Arbeiten wir das ganze Elend mal komplett auf...

Aaaalso: Früher war die Welt noch in Ordnung...

Eingehende Whatsapp von Hotmausi24: "Wann soll das gewesen sein, Atze? Ick feier mein Leben jetze!"

Stormbringer-Mediaoperator: "Hallo Hotmausi24, man nannte es beispielsweise "Neunzehnhundertzweiundneunzig", oder wenn man das Datum oben rechts ins Heft schreiben musste "1992", was platzsparender war."

Eingehende Whatsapp von Chayachecker4life: "Bruder, schwööör!"

Stormbringer-Mediaoperator: "Doch, doch, lieber Chayachecker4life. Ich habe das nicht erfunden! 1992 gab es Waynes World und Headbangers Ball und Beavis & Butthead ging in die Produktionsphase! Zu diesem Zeitpunkt waren GUNS N´ ROSES, IRON MAIDEN und ALICE IN CHAINS nicht nur gleichzeitig überaus erfolgreich, sondern auch noch jung und agil - und diese Bands haben damals nicht irgendwelche Opas im Altersheim gehört, sondern euer Papa, live im Stadion, mit eurer Mutter an der einen Hand, während er sich mit der anderen ´ne Pulle Bier an die Zähne führte, um an ihnen den Deckel abzuhebeln. Ja, ja... So war das."

RRRRRRRRING RRRRRRRRRING

Stormbringer-Mediaoperator: "Oh, das Telefon macht Geräusche. Hoffentlich verstört das unsere Zuschauer im Live-Stream nicht zu sehr! Sie denken vielleicht, dass das ein krampfender Otter, oder so etwas in der Art ist..."

RRRRRRRRING RRRRRRRRRING

Stormbringer-Mediaoperator: (Ich gehe mal lieber ran. Telefonate sind die Tage rar geworden...) "Stormbringer - The Austrian Heavyzine, es begrüßt Sie recht herzlich Ihr Redakteur Hadr-..."

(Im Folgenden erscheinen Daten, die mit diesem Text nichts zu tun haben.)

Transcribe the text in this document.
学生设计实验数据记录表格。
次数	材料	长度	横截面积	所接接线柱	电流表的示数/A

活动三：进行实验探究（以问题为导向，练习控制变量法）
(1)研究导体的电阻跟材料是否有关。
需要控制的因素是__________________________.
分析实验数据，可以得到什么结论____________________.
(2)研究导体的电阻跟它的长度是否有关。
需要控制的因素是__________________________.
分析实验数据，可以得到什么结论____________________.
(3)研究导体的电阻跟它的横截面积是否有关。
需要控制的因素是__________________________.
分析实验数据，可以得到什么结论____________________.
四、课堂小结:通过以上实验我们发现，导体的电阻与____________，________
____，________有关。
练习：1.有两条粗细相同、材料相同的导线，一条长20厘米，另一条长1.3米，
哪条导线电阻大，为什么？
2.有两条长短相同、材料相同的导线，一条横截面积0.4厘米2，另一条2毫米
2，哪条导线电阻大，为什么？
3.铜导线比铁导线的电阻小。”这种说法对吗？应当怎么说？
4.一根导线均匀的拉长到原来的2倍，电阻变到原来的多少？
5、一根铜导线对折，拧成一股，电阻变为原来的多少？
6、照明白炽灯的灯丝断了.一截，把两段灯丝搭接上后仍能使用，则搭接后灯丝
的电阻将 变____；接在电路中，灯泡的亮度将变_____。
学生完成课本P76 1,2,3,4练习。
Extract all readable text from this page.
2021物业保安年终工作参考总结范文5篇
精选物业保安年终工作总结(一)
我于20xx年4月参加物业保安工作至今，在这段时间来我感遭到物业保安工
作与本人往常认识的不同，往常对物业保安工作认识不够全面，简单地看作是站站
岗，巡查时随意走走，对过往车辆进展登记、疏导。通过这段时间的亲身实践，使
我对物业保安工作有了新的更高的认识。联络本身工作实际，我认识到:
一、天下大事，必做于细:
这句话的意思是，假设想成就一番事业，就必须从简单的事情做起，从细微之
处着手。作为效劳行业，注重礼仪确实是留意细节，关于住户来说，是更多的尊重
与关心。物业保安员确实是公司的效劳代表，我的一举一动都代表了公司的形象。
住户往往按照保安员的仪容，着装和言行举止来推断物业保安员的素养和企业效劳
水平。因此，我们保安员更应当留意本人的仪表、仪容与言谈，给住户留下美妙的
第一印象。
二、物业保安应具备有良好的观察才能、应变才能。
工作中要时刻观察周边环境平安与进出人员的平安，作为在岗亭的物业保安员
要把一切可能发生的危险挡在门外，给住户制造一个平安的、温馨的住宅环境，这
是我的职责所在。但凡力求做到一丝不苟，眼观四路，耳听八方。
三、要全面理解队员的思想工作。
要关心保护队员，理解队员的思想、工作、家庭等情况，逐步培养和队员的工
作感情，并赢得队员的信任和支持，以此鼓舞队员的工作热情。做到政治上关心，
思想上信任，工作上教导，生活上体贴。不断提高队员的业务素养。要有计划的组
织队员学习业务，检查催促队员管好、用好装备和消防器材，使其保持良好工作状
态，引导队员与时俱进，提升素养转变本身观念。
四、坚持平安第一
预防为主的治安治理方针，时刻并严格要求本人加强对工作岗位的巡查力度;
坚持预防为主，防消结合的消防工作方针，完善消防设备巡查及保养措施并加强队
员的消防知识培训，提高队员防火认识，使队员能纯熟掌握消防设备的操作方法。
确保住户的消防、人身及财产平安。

Der Chef: "Alex hier! OIDA, LABER NICHT, LIEFER AB! Die Band heißt HIGH GRAIN, kommt aus Deutschland, macht Stoner-Doom und hat ihre erste EP rausgebracht! Die sollst du hier seriös rezensieren!!"

KLACK! TUUUUT TUUUUT...

Stormbringer-Mediaoperator: "Äh, Cheffe... Was für eine Überraschung... Bist du noch dran?"

TUUUUT TUUUUT....

Stormbringer-Mediaoperator: Also gut, kürzen wir diese Abhandlung ein klein wenig ab. Was eurer demütiger Redakteur euch sagen wollte ist, dass, falls Ihr den oberen Teil dieser Rezension ohne zu googeln verstanden habt, ihr nicht in Melancholie zu ersticken braucht. Im großen weiten Web entdeckt man früher oder später, soweit man beharrlich recherchiert, die kleinen, feinen Bands wie HIGH GRAIN. Diese wirkt nämlich auf der einen Seite wie aus vergangenen Zeiten, auf der anderen aber erfrischend und kurzweilig. Nein, ich meine nicht, dass sie mit den oben genannten Bands konkurrieren könnte oder zu vergleichen ist. Ich meine, dass HIGH GRAIN echt, authentisch und erdig klingen. Im stillen Kämmerlein kann man sich gerne zwischen den wuchtig doomigen Sounds die Mühe machen, die Lyrics herauszufiltern, aufzuschreiben und darüber zu sinnieren, oder man deckt sich mit Bölkstoff und Substanzen ein und knattert endlich mal wieder seine(n) Lebensabschnittsgefährtin/Lebensabschnittsgefährten durch, als wäre es 1992.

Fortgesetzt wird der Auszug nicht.